Rising costs of survey data collection and declining response rates have caused researchers to turn to non-probability samples to make descriptive statements about populations. However, unlike probability samples, non-probability samples may produce severely biased descriptive estimates due to selection bias. The paper develops and evaluates a simple model-based index of the potential selection bias in estimates of population proportions due to non-ignorable selection mechanisms. The index depends on an inestimable parameter ranging from 0 to 1 that captures the amount of deviation from selection at random and is thus well suited to a sensitivity analysis. We describe modified maximum likelihood and Bayesian estimation approaches and provide new and easy-to-use R functions for their implementation. We use simulation studies to evaluate the ability of the proposed index to reflect selection bias in non-probability samples and show how the index outperforms a previously proposed index that relies on an underlying normality assumption. We demonstrate the use of the index in practice with real data from the National Survey of Family Growth.

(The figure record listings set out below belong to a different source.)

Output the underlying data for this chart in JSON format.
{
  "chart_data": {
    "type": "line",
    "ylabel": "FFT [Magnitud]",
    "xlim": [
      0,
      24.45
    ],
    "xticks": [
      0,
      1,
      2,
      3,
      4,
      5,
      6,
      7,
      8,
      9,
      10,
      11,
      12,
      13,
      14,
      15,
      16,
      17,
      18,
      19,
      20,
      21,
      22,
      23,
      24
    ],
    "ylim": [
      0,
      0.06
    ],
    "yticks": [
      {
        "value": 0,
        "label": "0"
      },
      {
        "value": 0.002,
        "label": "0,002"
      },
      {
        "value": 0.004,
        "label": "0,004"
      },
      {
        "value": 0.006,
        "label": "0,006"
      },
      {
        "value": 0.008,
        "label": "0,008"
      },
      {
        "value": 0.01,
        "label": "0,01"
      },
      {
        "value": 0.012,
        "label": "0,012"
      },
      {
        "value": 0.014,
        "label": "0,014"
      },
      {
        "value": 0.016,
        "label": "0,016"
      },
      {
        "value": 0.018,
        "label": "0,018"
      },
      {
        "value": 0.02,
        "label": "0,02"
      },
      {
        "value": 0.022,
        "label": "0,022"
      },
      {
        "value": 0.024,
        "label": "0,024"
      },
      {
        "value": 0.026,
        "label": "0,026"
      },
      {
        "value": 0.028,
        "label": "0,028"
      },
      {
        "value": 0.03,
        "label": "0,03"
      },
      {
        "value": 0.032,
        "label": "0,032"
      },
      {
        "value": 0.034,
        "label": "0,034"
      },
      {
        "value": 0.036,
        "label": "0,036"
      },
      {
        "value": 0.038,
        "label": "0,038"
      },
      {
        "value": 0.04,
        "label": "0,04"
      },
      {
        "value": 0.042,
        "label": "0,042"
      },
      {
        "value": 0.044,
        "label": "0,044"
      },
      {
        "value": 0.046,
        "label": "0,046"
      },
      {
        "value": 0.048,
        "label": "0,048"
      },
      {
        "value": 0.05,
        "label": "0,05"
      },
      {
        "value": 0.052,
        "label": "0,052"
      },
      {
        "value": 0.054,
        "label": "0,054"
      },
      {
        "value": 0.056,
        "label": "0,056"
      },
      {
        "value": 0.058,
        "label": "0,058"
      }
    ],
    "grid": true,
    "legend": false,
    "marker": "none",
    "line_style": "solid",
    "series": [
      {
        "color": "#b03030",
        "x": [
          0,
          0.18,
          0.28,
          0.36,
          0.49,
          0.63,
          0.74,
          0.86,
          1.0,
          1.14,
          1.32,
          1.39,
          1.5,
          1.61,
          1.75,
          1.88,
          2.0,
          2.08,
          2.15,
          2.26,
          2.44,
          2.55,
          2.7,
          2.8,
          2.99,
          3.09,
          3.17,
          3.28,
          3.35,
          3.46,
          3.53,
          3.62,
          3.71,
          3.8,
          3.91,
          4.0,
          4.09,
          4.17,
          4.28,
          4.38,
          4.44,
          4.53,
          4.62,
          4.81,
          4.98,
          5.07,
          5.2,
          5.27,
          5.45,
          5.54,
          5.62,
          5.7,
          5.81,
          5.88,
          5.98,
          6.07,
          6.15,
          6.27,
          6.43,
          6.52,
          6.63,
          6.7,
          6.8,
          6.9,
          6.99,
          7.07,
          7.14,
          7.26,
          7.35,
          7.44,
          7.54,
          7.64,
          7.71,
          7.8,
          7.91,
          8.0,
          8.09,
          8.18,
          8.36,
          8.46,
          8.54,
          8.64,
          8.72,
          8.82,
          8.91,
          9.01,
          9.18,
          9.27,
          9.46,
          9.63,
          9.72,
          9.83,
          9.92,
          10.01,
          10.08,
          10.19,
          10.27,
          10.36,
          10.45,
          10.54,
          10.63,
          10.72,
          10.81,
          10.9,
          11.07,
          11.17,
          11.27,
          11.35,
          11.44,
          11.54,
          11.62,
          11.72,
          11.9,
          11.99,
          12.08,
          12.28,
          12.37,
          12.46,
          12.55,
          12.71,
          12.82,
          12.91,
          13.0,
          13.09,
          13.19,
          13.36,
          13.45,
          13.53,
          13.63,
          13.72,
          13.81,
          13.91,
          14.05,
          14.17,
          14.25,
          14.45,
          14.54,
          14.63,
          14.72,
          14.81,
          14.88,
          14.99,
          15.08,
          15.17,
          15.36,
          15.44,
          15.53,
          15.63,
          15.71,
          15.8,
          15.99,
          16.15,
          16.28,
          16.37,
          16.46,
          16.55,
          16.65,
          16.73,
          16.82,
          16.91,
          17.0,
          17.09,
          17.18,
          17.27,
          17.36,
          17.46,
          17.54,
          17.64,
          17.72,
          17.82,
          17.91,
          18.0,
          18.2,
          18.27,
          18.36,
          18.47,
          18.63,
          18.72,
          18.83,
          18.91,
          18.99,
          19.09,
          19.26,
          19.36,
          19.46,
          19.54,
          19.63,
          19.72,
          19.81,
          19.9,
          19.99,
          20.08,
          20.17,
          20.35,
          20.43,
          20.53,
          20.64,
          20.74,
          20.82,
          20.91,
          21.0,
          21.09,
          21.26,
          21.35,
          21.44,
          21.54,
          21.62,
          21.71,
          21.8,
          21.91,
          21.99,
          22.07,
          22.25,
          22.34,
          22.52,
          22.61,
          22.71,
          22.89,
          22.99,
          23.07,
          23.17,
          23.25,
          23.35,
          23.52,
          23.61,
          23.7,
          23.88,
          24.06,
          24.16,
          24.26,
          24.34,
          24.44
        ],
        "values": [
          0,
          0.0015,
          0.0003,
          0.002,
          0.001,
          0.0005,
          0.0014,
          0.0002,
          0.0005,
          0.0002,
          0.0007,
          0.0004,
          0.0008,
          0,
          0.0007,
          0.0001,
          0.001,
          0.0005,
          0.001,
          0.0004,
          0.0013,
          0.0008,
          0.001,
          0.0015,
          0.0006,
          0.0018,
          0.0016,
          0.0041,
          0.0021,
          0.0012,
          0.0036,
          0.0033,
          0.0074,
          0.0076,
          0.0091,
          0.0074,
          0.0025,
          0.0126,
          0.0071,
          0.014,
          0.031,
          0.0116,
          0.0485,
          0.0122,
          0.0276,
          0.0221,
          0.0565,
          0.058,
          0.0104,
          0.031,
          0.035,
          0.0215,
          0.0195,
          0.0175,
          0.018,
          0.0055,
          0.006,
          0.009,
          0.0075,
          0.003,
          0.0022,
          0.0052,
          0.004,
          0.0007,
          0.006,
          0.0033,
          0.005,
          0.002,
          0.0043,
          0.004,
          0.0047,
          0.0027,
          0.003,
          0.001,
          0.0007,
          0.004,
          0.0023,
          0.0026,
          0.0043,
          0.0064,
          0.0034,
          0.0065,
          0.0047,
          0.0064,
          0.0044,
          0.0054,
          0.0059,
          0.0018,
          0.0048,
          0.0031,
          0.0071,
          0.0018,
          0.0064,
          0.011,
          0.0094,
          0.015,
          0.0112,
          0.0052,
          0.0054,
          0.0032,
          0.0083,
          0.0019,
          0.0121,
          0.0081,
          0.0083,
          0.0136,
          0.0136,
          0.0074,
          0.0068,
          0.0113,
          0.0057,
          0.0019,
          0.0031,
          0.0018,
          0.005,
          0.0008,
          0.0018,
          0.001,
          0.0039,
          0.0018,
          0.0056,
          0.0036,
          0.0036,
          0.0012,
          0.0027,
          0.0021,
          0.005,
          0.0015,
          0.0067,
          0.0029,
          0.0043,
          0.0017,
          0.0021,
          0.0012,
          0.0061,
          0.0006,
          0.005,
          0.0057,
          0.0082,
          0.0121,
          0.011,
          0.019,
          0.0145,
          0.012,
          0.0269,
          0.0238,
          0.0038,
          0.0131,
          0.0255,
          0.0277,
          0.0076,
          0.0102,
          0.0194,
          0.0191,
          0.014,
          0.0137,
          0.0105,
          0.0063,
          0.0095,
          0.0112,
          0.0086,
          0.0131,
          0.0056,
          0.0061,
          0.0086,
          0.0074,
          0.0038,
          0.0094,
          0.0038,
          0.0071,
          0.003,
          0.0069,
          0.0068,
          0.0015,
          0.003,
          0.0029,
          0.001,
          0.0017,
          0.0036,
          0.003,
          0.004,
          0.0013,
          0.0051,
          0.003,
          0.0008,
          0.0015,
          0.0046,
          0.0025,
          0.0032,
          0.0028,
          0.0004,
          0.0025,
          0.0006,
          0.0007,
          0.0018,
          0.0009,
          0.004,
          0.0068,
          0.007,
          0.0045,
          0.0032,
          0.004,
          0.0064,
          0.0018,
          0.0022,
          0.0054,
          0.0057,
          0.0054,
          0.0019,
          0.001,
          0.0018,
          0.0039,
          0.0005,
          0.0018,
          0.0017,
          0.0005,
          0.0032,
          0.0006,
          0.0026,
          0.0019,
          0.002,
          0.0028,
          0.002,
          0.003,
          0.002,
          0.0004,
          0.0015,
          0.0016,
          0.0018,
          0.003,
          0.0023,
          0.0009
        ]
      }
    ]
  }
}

调查数据收集成本的不断上升和回复率的下降,促使研究人员转向非概率样本,以便对总体做出描述性陈述。然而,与概率样本不同,由于选择偏差,非概率样本可能会产生严重有偏的描述性估计。本文开发并评估了一个基于简单模型的指数,用于衡量由于不可忽略的选择机制导致的总体比例估计中的潜在选择偏差。该指数依赖于一个取值范围从0到1的不可估计参数,该参数捕捉了与随机选择的偏离程度,因此非常适合进行敏感性分析。我们描述了修正的最大似然估计和贝叶斯估计方法,并提供了新的、易于使用的R函数来实现这些方法。我们通过模拟研究来评估所提出的指数反映非概率样本中选择偏差的能力,并展示该指数如何优于先前提出的依赖于潜在正态性假设的指数。我们使用来自全国家庭成长调查的真实数据,在实际应用中展示了该指数的使用。